Our BetterMost Community > Chez Tremblay
PERFECT, but...
kirkmusic:
About the campfire scene - If you look closely (or even not so closely. I noticed it upon first viewing), Jack smiles slighty when Ennis gets back to camp as he's putting the cap back on the whiskey bottle. When he chides Ennis I always thought he was just, as they say in gangster movies, bustin' his balls. Joking around. Giving him a hard time. So no, it shouldn't sound like authentic anger.
I thought having Ennis loose his temper against a backdrop of exploding fireworks with his family waaaaaaaaay in the background of the shot was emblematic of how his anger would always keep him distant from them. I did think the image was an Oliver Stone size overstatement though.
The only line from any child actor that I found even halfway believable was "Mama, I need crayons," which I loved.
The dialogue in the Alma Jr./Ennis trailer scene seems uncharacteristically cliche compared to the rest of the movie. I think they could have done better. Listening to the rest of the movie, they could have done a lot better.
This isn't a gripe about the movie, but I wish to GOD they hadn't put the shirt scene in the motherlovin' theatrical trailer!!!!!!!!!!! How the hell can you put your big surprise emotion tugging moment in your pre-release press and expect it to still have the same impact to the theatre going public who have seen that moment half a dozen times and know it's coming?!?!?!?? Man, I was pissed at that!
silkncense:
--- Quote --- The dialogue in the Alma Jr./Ennis trailer scene seems uncharacteristically cliche compared to the rest of the movie. I think they could have done better. Listening to the rest of the movie, they could have done a lot better.
--- End quote ---
Oh no! I loved that scene. Reminiscent of their conversation in the truck, and Alma Jr.s conversation w/ Cassie. Short, non-specific questions and answers that still got to the heart of the matter. And I personally loved when Ennis asked, "This Kurt fella, he loves you?" One of my favorite lines as I think Ennis truly realizes how much he was loved and how important true love is.
I do agree about the trailer tho'...
TJ:
Jack Twist's moustache was a part of the original story!
Lots of things in the movie would have been a whole lot different if the native to Texas screenplay writer, Larry McMurtry, the Saint Louis, Missouri Native/moved to Arizona screenplay writer and the Moved to the USA Native Taiwanese director, Ang Lee followed Annie Proulx's Wyoming story more closely.
While Annie Proulx was not born in Wyoming, she has lived there long enough to understand how the locals speak the Wyoming version of the American English Language.
Front-Ranger:
I have never seen the trailer and now I'm glad I haven't! The only problems I have with the movie are also in the story, so I'll have to go back to the source... First, Jack says he's "commuting four hours a day." Did people "commute" back in 1963 and, if so, did they do so in the boonys and on horseback? I kinda doubt it. Also, Jack says he was "thinking out loud." This was in the 80s that he said this so I guess I will let it pass, but it's an obviously modern expression. Finally, kicking L.D.'s ass "into next week." Didn't this phrase become popular only after the "Back to the Future" movies?
TJ:
Front-Ranger, according to your profile, you are at least 9 years younger than me. I am 63 as most members know.

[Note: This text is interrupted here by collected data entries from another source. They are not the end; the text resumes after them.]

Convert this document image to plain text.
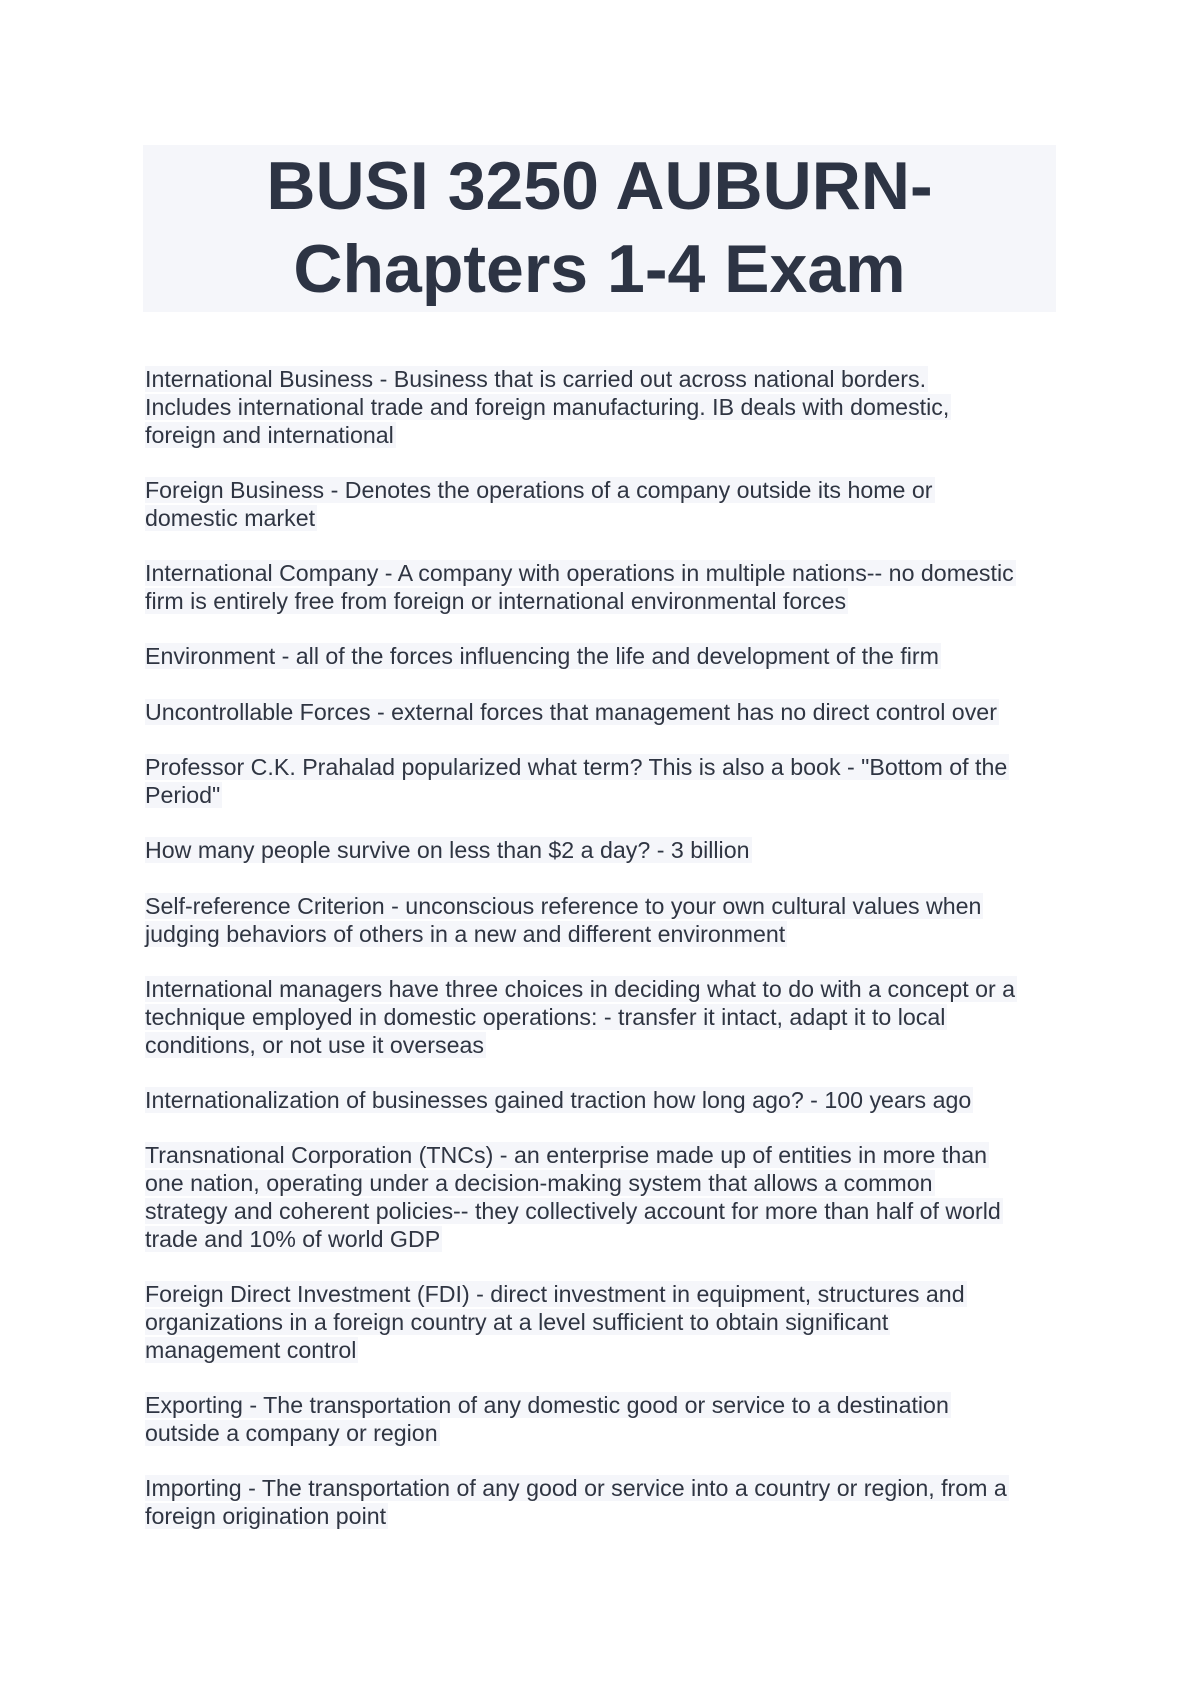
BUSI 3250 AUBURN-
Chapters 1-4 Exam
International Business - Business that is carried out across national borders.
Includes international trade and foreign manufacturing. IB deals with domestic,
foreign and international
Foreign Business - Denotes the operations of a company outside its home or
domestic market
International Company - A company with operations in multiple nations-- no domestic
firm is entirely free from foreign or international environmental forces
Environment - all of the forces influencing the life and development of the firm
Uncontrollable Forces - external forces that management has no direct control over
Professor C.K. Prahalad popularized what term? This is also a book - "Bottom of the
Period"
How many people survive on less than $2 a day? - 3 billion
Self-reference Criterion - unconscious reference to your own cultural values when
judging behaviors of others in a new and different environment
International managers have three choices in deciding what to do with a concept or a
technique employed in domestic operations: - transfer it intact, adapt it to local
conditions, or not use it overseas
Internationalization of businesses gained traction how long ago? - 100 years ago
Transnational Corporation (TNCs) - an enterprise made up of entities in more than
one nation, operating under a decision-making system that allows a common
strategy and coherent policies-- they collectively account for more than half of world
trade and 10% of world GDP
Foreign Direct Investment (FDI) - direct investment in equipment, structures and
organizations in a foreign country at a level sufficient to obtain significant
management control
Exporting - The transportation of any domestic good or service to a destination
outside a company or region
Importing - The transportation of any good or service into a country or region, from a
foreign origination point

I have read figures of speech and certain expressions which were supposed to have been said 40 to 100 years ago in the Western USA (West of the Mississippi River) and they seemed to be modern expressions.
But, in doing academic style research in books at local libraries, I found those expression did exist at the time the modern writers said they did.
When I was in the US Army and in Basic Training at Ft. Polk, Louisiana, I heard the expression said by drill instructors, "I am going to kick your ass into next week." While they could say that to a trainee, they would get into trouble if they actually did it. While I never had a drill sergeant threaten to kick my ass, I had more than one threaten to kick me in the ribs because they thought that I was not doing enough pushups to make myself have a stronger grip to go on the horizontal ladder. My arms were actually strong enough to hold me up; the real problem of the grip was actually in my hands (but, the ignorant NCOs were too dense to know that).
In the 1950s and 1960s, I heard people say they "were thinking out loud." And some said when they were actually sitting down and thinking silently, "I was just sittin' here studyin'." That "studyin'" expression was in the very same category as Ennis's "I sure wrang it out a hundred times thinkin about you."